Observando o coletor por cima, percebemos uma assimetria na forma piramidal, com a base do carburador deslocada para trás. Esta assimetria está ligada à assimetria dos dutos dos cilindros 1 e 2 em relação ao 3. Com o cilindro intermediário apresentando um tubilhonamento no mesmo sentido do cilindro traseiros (1), ambos os cilindros colaborariam na sucção em detrimento do cilindro traseiro, com conseqüente desequilíbrio de mistura enviada para este último, e o cilindro traseiro trabalharia mais pobre. Com o deslocamento do carburador para trás no coletor, os cilindros passam a trabalhar em um equilíbrio maior de mistura entre si.
Outro detalhe interessante no coletor de admissão é perceber que ele não passa de uma pirâmide oca.
Nos motores de 4 tempos, observamos que os coletores de admissão formam dutos a partir da base do carburador até continuarem nos dutos de admissão do cabeçote. Estes dutos, no caso dos motores a carburador ou com injeção monoponto, apresentam compromisso do fluxo de ar ser capaz de arrastar o combustível líquido em suspensão, sem que esse combustível precipite (se condense) nas paredes do duto.
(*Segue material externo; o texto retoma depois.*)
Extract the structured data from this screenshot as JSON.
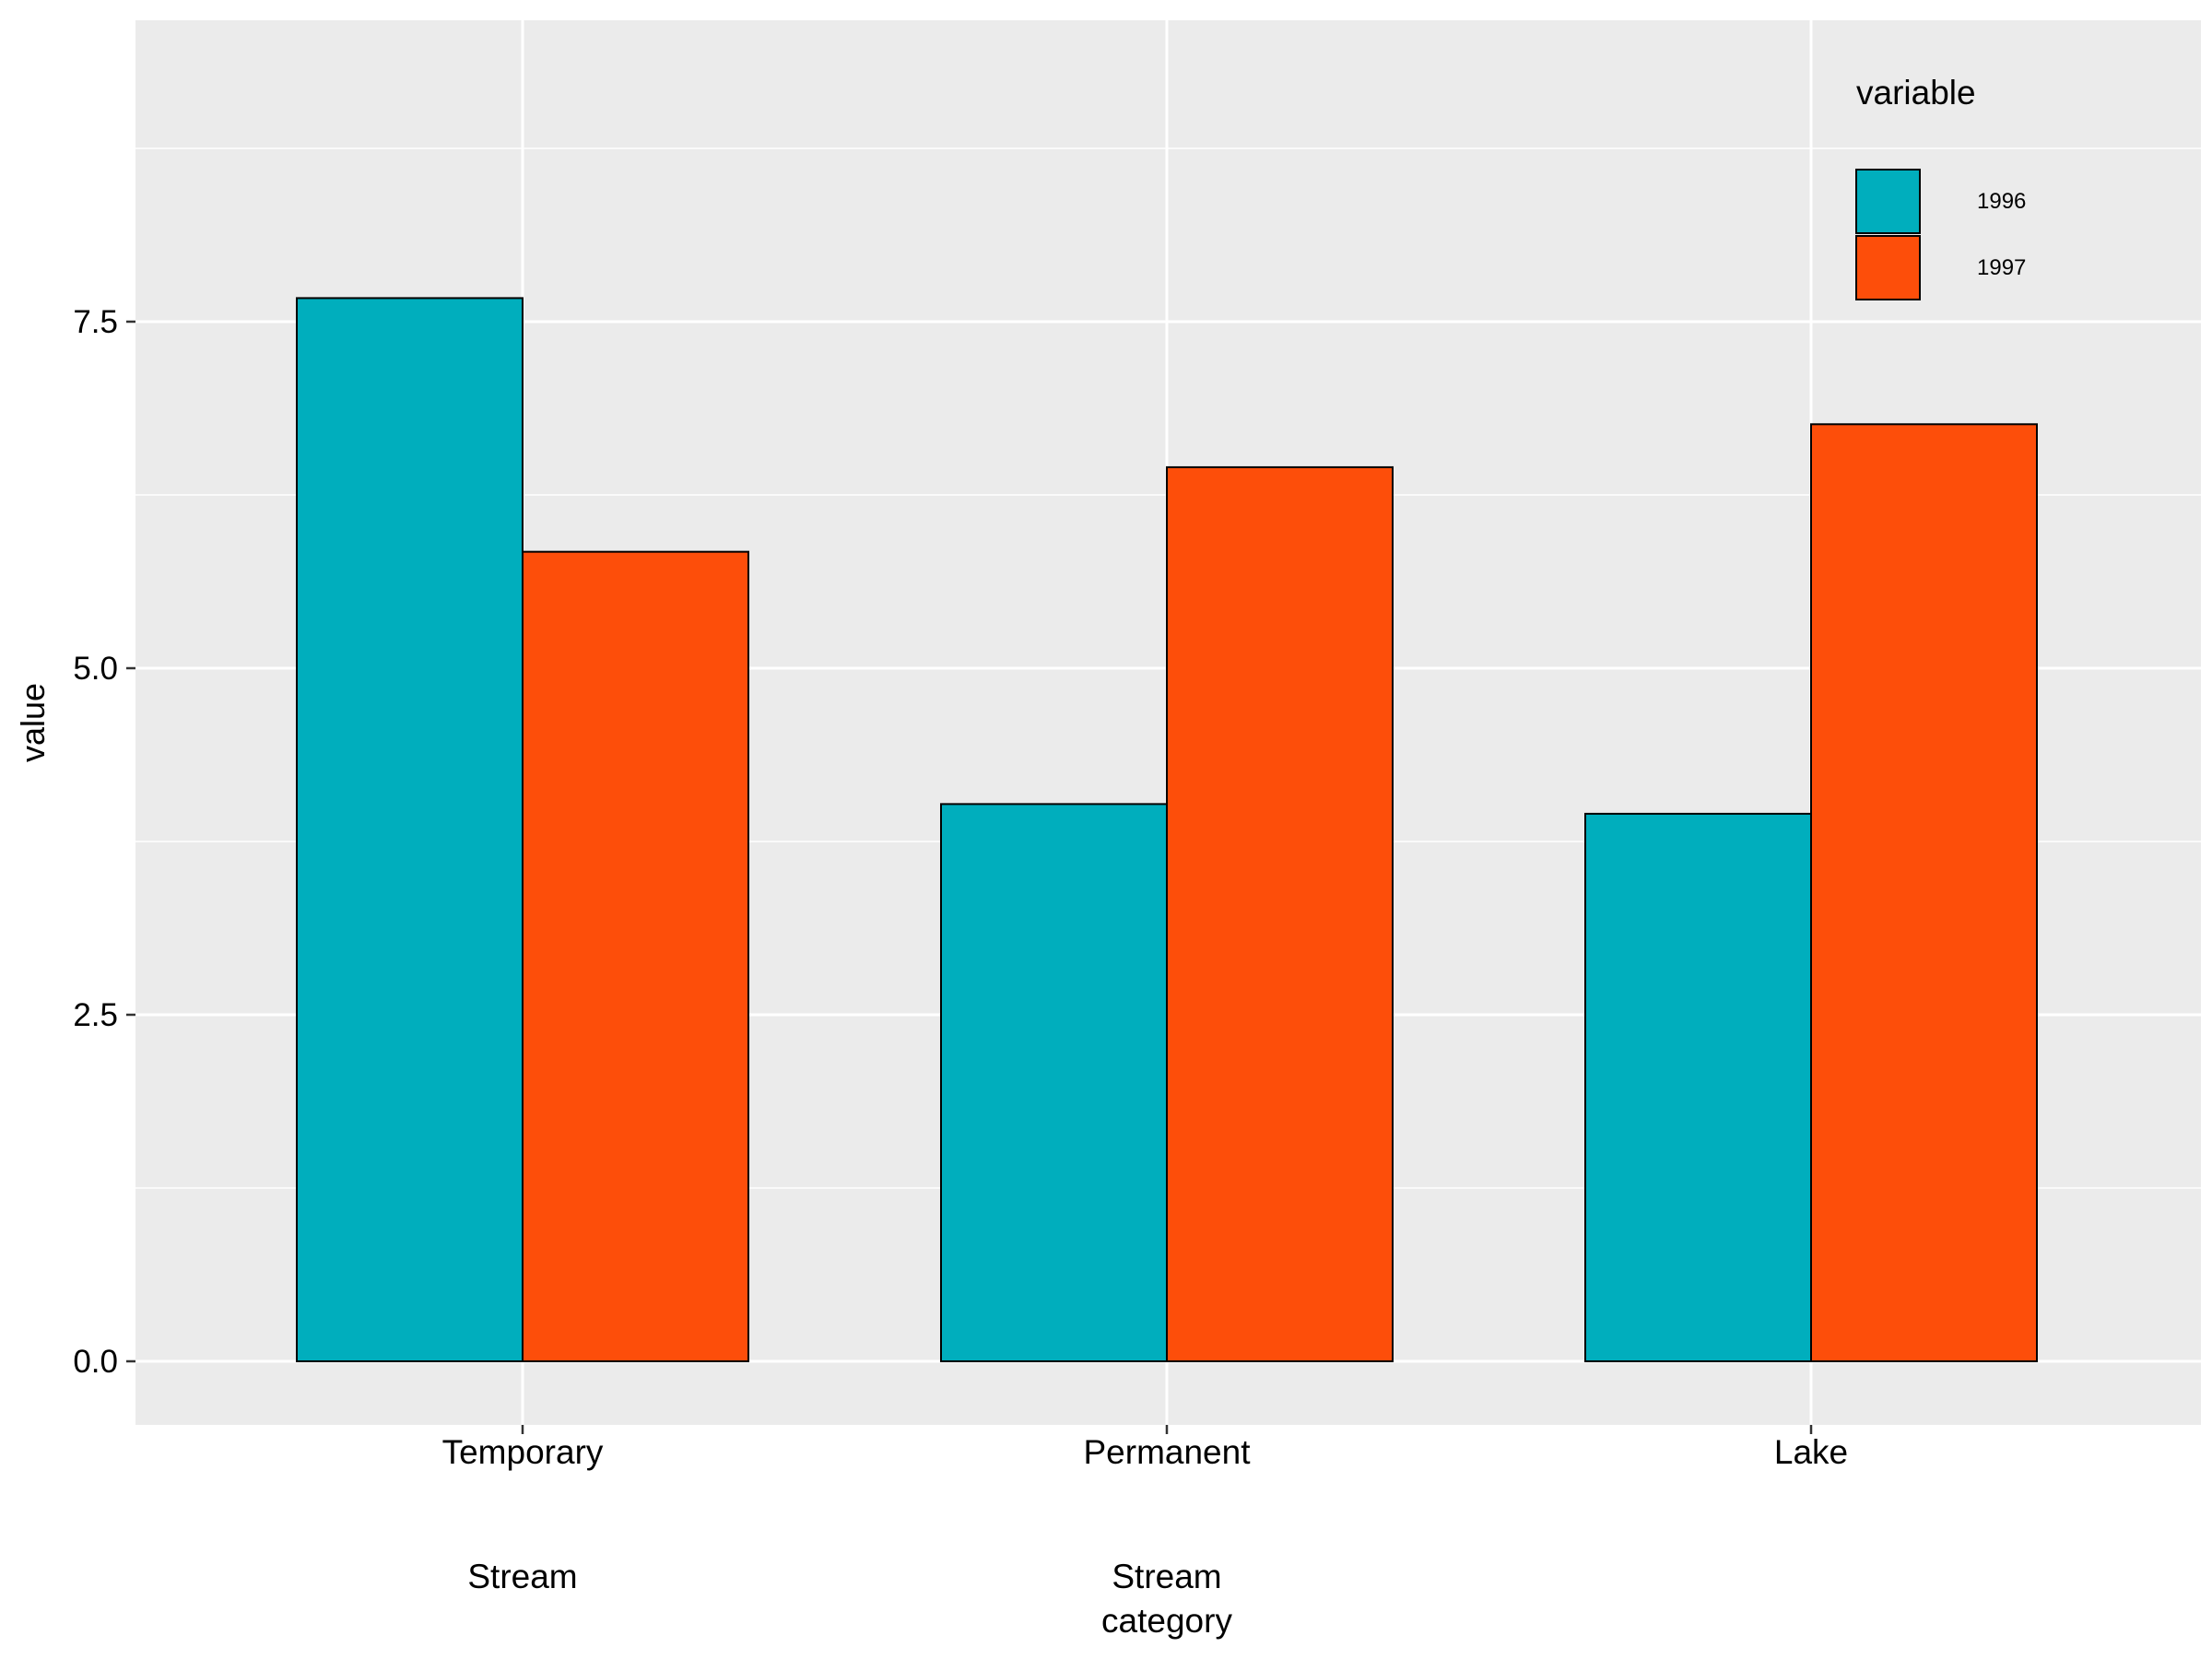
{
  "chart_data": {
    "type": "bar",
    "title": "",
    "xlabel": "",
    "ylabel": "value",
    "categories": [
      "Temporary",
      "Permanent",
      "Lake"
    ],
    "category_sublabels": [
      [
        "Stream"
      ],
      [
        "Stream",
        "category"
      ],
      []
    ],
    "series": [
      {
        "name": "1996",
        "values": [
          7.67,
          4.02,
          3.95
        ],
        "color": "#00AEBD"
      },
      {
        "name": "1997",
        "values": [
          5.84,
          6.45,
          6.76
        ],
        "color": "#FD4E0A"
      }
    ],
    "ylim": [
      -0.45,
      9.65
    ],
    "yticks": [
      0.0,
      2.5,
      5.0,
      7.5
    ],
    "ytick_labels": [
      "0.0",
      "2.5",
      "5.0",
      "7.5"
    ],
    "grid": true,
    "legend": {
      "title": "variable",
      "placement": "top-right (inside plot)"
    },
    "colors": {
      "panel_background": "#EBEBEB",
      "grid": "#FFFFFF",
      "bar_outline": "#000000"
    }
  }
}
Isto é fundamental para o funcionamento regular do motor.
Mas esta não é a realidade que vemos no coletor do motor DKW. Ao contrário, depois que o ar passa pelos estrangulamentos do carburador, onde o combustível foi nebulizado, ao adentrar ao coletor a passagem se expande, o ar perde velocidade, com toda propensão de uma parte do combustível precipitar no coletor. E por que isso não é um problema para este motor? Porque mesmo precipitado no coletor, o combustível é arrastado para dentro do cárter pela sucção do ar do coletor. Uma vez dentro do carter do cilindro, o combustível encontra um conjunto mecânico em movimento frenético e em alta temperatura. O combustível que não fica em suspensão pelo ar agitado, acaba evaporando e criando uma mistura bastante homogênea.
Em modelos de DKW mais recentes, havia no interior do coletor de admissão um perfil de venturi para acelerar a velocidade da mistura e promover sua entrada no cárter mais rapidamente.
Alguns motores de 2 tempos (não é o caso deste motor DKW) possuem uma característica que muitos mecânicos estranham. Quando o pistão chega ao ponto-morto superior, a saia do pistão abre uma pequena fenda entre o duto de descarga e o volume do cárter. O segredo desta brecha está no aproveitamento do pulso de pressão negativa gerada no escapamento em determinados regimes, que ajuda na sucção de mais mistura para o cárter, garantindo mais potência.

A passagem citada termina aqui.